(Bild: Ecario)

Über 150 E-Fahrzeuge am Wiener Ring:

Rock den Ring 2018

Am 30. Juni setzten über 150 Elektrofahrzeuge aller Art mit einem E-Fahrzeug-Corso rund um den Wiener Ring und einem anschließenden Flashmob vor der Karlskirche ein kräftiges Signal für nachhaltige Elektromobilität – mit lauter Musik und leisen Motoren.

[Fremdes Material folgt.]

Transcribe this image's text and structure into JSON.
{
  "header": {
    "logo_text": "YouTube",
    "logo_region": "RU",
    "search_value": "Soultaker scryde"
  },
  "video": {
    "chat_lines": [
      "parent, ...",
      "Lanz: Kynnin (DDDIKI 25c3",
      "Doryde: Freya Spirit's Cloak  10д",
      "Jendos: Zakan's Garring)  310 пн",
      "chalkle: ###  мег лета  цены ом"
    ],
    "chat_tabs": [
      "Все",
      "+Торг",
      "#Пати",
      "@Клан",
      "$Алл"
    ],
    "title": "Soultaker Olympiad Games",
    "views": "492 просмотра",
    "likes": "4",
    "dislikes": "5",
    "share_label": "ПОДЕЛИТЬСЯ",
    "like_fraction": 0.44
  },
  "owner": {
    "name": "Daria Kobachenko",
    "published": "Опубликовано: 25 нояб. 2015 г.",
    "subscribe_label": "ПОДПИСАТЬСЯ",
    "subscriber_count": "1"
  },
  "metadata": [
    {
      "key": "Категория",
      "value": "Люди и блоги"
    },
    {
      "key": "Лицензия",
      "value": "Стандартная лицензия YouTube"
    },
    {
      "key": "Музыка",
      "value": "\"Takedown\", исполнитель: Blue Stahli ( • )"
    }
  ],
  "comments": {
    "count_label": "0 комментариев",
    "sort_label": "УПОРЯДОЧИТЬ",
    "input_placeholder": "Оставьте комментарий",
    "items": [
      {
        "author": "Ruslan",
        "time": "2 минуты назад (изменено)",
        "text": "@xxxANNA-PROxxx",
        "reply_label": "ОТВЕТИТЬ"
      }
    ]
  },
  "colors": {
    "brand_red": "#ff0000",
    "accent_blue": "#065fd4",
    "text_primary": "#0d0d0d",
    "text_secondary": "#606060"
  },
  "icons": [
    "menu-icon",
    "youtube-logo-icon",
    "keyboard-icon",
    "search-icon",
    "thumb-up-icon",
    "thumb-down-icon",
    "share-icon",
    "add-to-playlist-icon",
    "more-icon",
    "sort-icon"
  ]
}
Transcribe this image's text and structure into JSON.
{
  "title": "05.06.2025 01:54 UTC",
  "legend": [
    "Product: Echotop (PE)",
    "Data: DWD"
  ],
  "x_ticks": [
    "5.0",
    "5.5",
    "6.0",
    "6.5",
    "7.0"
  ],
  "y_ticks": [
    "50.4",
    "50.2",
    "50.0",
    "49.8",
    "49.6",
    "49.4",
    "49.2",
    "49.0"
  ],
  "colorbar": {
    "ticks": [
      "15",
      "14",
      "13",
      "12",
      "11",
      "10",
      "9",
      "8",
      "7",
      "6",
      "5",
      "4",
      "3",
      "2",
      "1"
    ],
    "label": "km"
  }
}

Von Teslas über BMW i3s, Renault Zoes und Citroën C Zeros bis hin zu E-Motorrädern, eBikes und eRollern: Insgesamt haben über 150 Elektrofahrzeuge und über 400 »Elektromobilisten« am Samstagnachmittag den Wiener Ring für sich beansprucht und dabei viele neugierige Blicke auf sich gezogen. Die Route zog sich vom Kompetenzzentrum für Elektromobilität (Gänsbachergasse 1, 1110 Wien) über den Wiener Ring bis zur Karlskirche, wo in einzigartiger Kulisse ein riesiger Flashmob mit hunderten Elektrofahrzeugen aufgestellt wurde und so, gepaart mit der feierlichen Petitionsübergabe an Generalsekretär DI Josef Plank, die »Rock den Ring 2018« krönte.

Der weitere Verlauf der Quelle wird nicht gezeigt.